La nuova figura del Yautja
Come Prey si rimetteva ad una tradizione sociale e culturale che ruotava attorno alla comunità dei Comanche, stavolta Predator: Badlands si affida a sentimenti più diffusi e conosciuti in termini letterari, assorbendoli e adattandoli al cosmo fantastico e feroce del franchise horror/fantascientifico. Reietto e considerato debole dal proprio padre, Dek è il prototipo dell’outsider che deve dimostrare di poter essere un eroe e, perciò, intraprende il tipico viaggio che cambierà non solo le sorti del suo destino, ma persino il suo punto di vista. Addentrandosi in territori sconosciuti e inospitali, muovendosi come un alieno tra gli alieni, ciò che spinge Dek non è soltanto una sete di sangue e una violenza inaudita che, fin dal principio, hanno caratterizzato i titoli della saga, ma un auto-affermazione di se stesso. Questo spostamento dalla pura brutalità che ha sempre caratterizzato Predator alla messa in discussione del protagonista potrebbe far vacillare la fedeltà di molti nei confronti del franchise, ma in realtà è esattamente l’unica maniera per permettere ad un’opera con un simile passato di poter proseguire la sua strada.
Per farlo non solo finisce per decostruire la figura del Yautja – in una ripresa della decostruzione del maschile nella contemporaneità, se vogliamo – ma aggiunge all’opera un tocco d’avventura per spostare leggermente il genere di riferimento dal solo horror/sci-fi all’action-adventure. Un’autentica esplorazione del pianeta su cui Dek atterra e che viene osservato, studiato e indagato come in una spedizione. A cui non mancano i momenti di furia peculiari nella saga e attesi anche dai fan, sebbene ci sia stato un altro particolare che ha fatto leggermente storcere il naso agli appassionati, ovvero il PG-13 con cui è stato classificato il film.

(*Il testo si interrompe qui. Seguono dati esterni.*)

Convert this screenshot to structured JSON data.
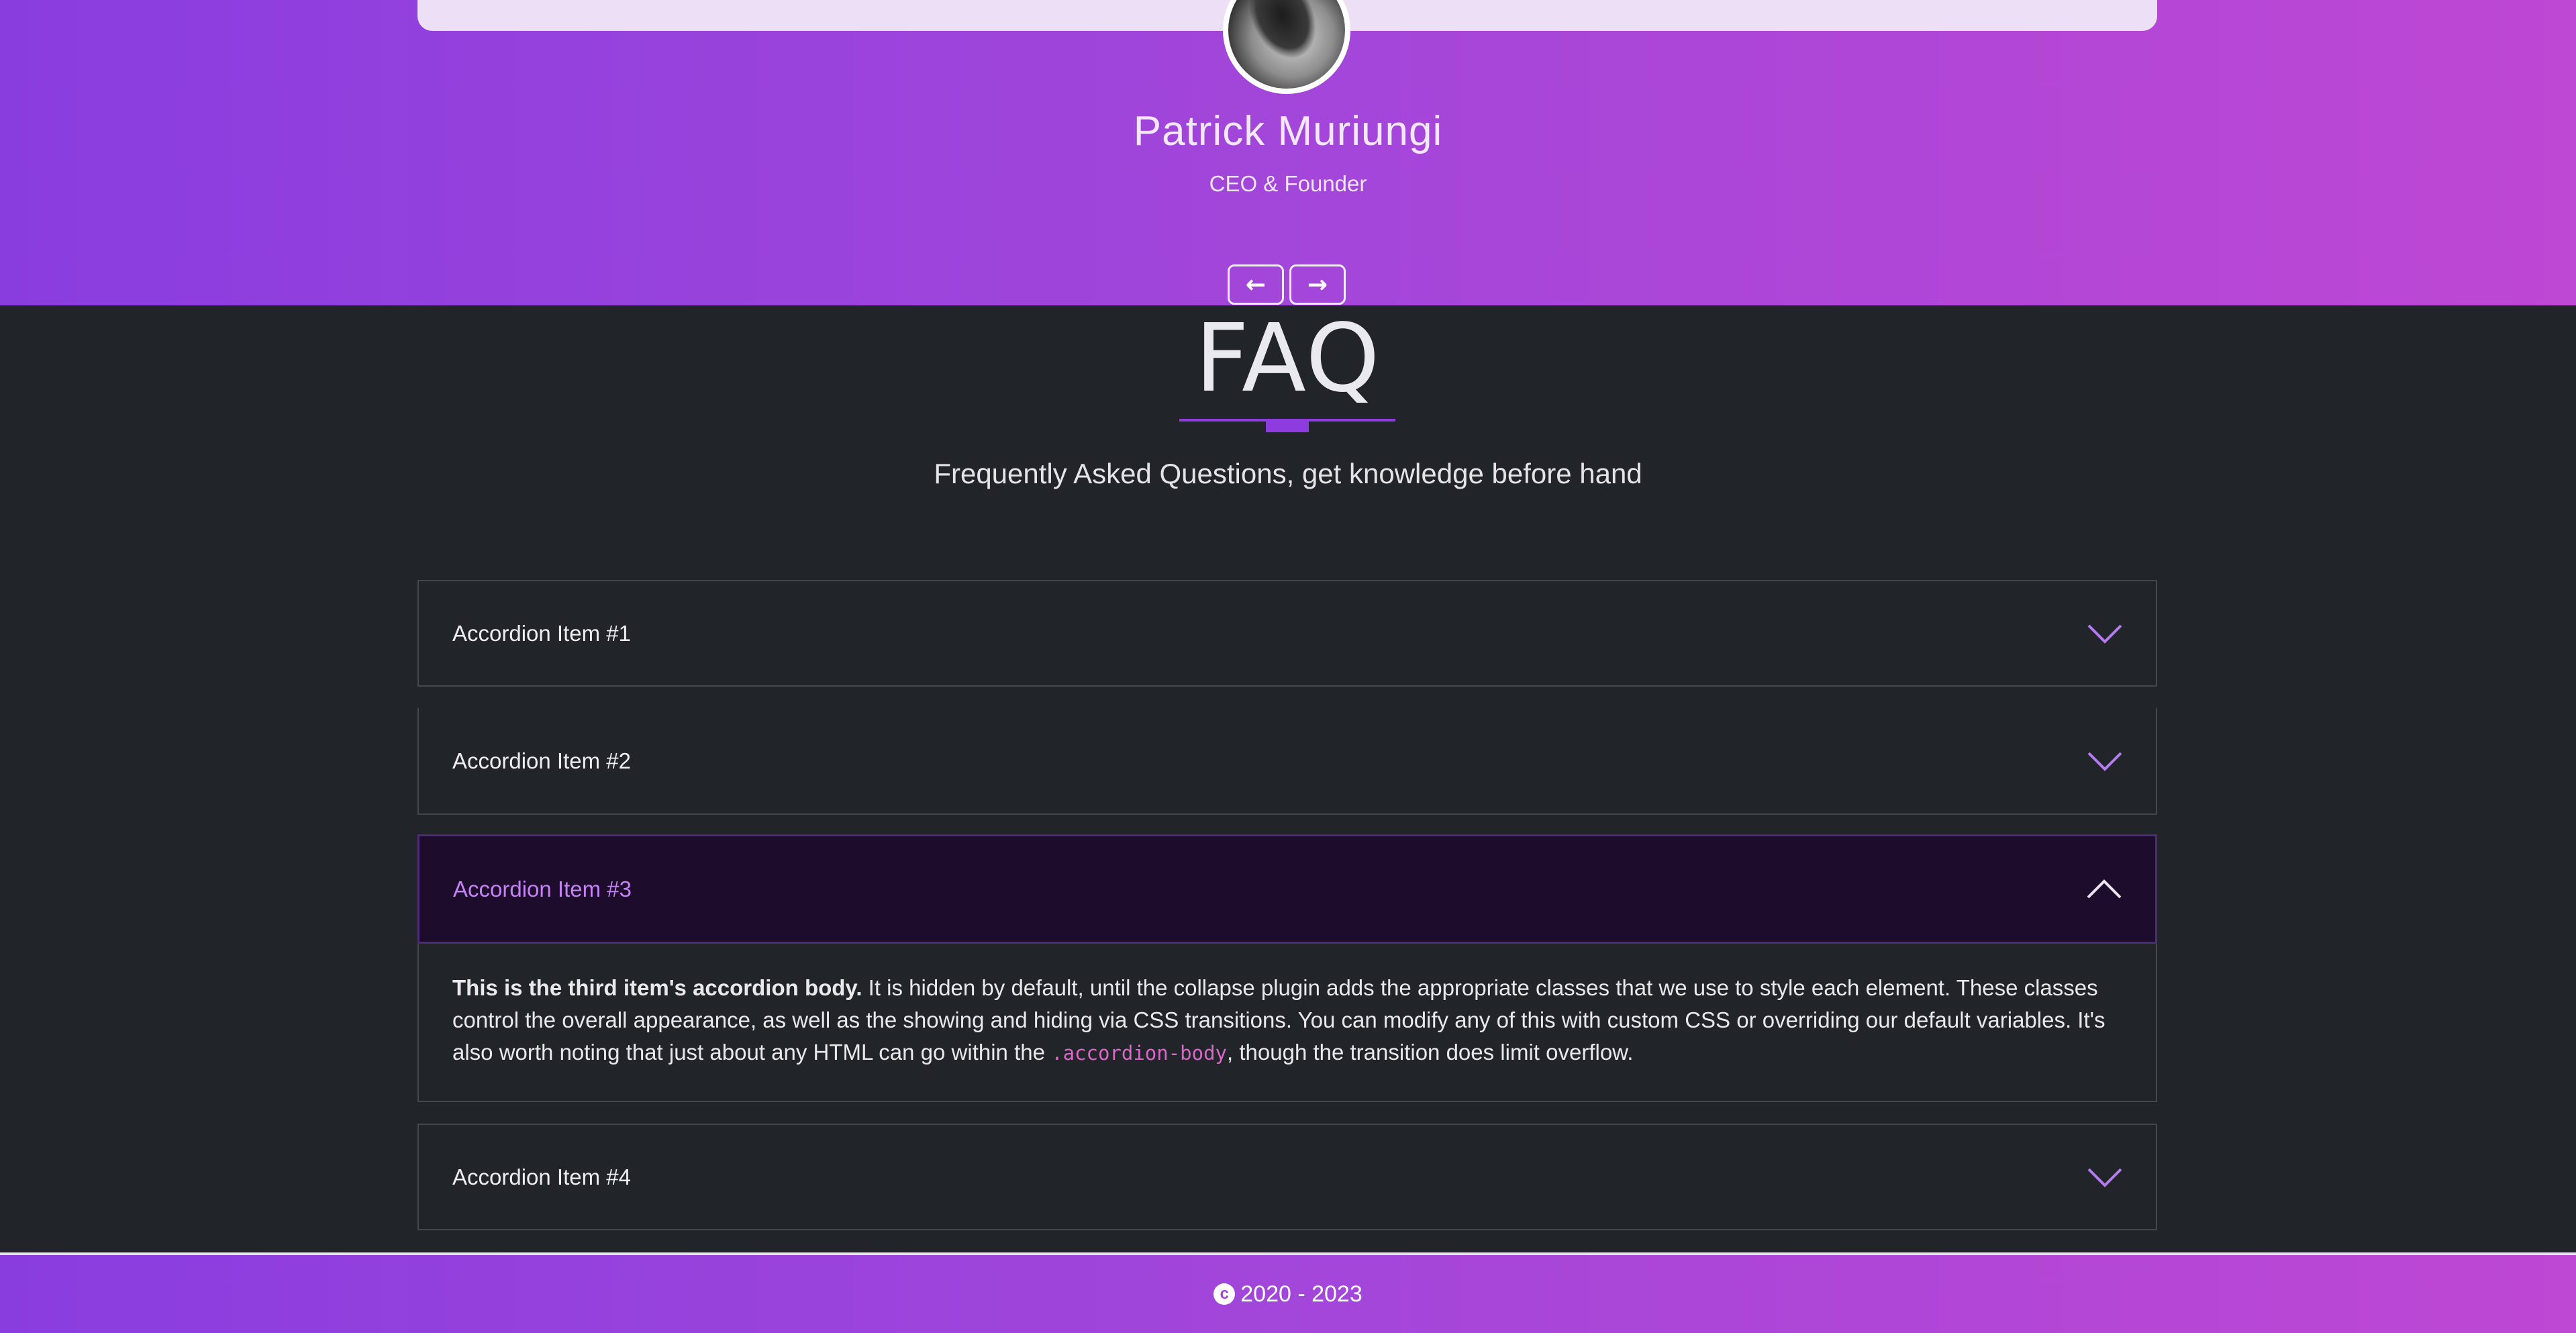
{
  "testimonial": {
    "name": "Patrick Muriungi",
    "role": "CEO & Founder",
    "prev_glyph": "←",
    "next_glyph": "→",
    "avatar_icon": "avatar-photo"
  },
  "faq": {
    "title": "FAQ",
    "subtitle": "Frequently Asked Questions, get knowledge before hand",
    "items": [
      {
        "label": "Accordion Item #1",
        "expanded": false
      },
      {
        "label": "Accordion Item #2",
        "expanded": false
      },
      {
        "label": "Accordion Item #3",
        "expanded": true
      },
      {
        "label": "Accordion Item #4",
        "expanded": false
      }
    ],
    "body": {
      "strong": "This is the third item's accordion body.",
      "text_1": " It is hidden by default, until the collapse plugin adds the appropriate classes that we use to style each element. These classes control the overall appearance, as well as the showing and hiding via CSS transitions. You can modify any of this with custom CSS or overriding our default variables. It's also worth noting that just about any HTML can go within the ",
      "code": ".accordion-body",
      "text_2": ", though the transition does limit overflow."
    }
  },
  "footer": {
    "copyright_glyph": "c",
    "text": "2020 - 2023"
  },
  "colors": {
    "accent": "#8e3be0",
    "gradient_start": "#8a3ddf",
    "gradient_end": "#be47d4",
    "active_label": "#c482f4",
    "chevron": "#b77bf0",
    "page_bg": "#212529"
  }
}
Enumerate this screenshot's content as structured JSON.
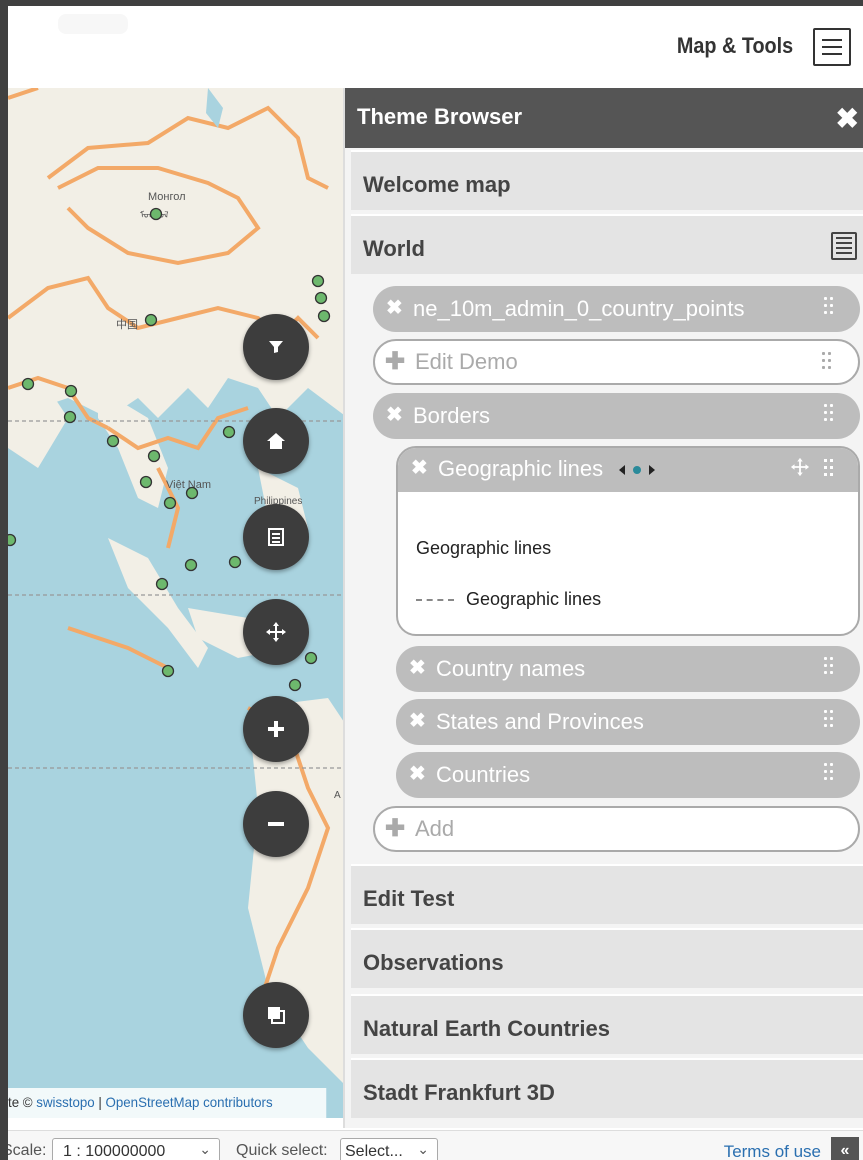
{
  "header": {
    "title": "Map & Tools"
  },
  "map": {
    "labels": [
      "Монгол",
      "ᠮᠣᠩᠭᠣᠯ",
      "中国",
      "Việt Nam",
      "Philippines",
      "A"
    ],
    "attribution": {
      "prefix": "te © ",
      "link1": "swisstopo",
      "sep": " | ",
      "link2": "OpenStreetMap contributors"
    },
    "point_color": "#6db86d",
    "border_color": "#f3a968",
    "water_color": "#a9d3df",
    "land_color": "#f2efe6"
  },
  "fabs": [
    "filter-icon",
    "home-icon",
    "list-icon",
    "move-icon",
    "plus-icon",
    "minus-icon",
    "layers-icon"
  ],
  "panel": {
    "title": "Theme Browser",
    "sections": [
      "Welcome map",
      "World",
      "Edit Test",
      "Observations",
      "Natural Earth Countries",
      "Stadt Frankfurt 3D"
    ],
    "layers": {
      "ne": "ne_10m_admin_0_country_points",
      "edit_demo": "Edit Demo",
      "borders": "Borders",
      "geo": "Geographic lines",
      "legend_title": "Geographic lines",
      "legend_item": "Geographic lines",
      "country_names": "Country names",
      "states": "States and Provinces",
      "countries": "Countries",
      "add": "Add"
    }
  },
  "footer": {
    "scale_label": "Scale:",
    "scale_value": "1 : 100000000",
    "quick_label": "Quick select:",
    "quick_value": "Select...",
    "terms": "Terms of use",
    "collapse": "«"
  }
}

Censure, violenza e fedeltà
Da sempre sperato per qualsiasi pellicola, il PG-13 non è assicurazione di un successo al botteghino, ma è comunque desiderato dalle produzioni proprio per l’opportunità che offre di poter ampliare il più possibile il proprio bacino di spettatori e, dunque, di riscontro al box office. Che il PG-13 equivalga ad un ridimensionamento della qualità di un’opera, specialmente fantascientifica come in questo caso, non è detto.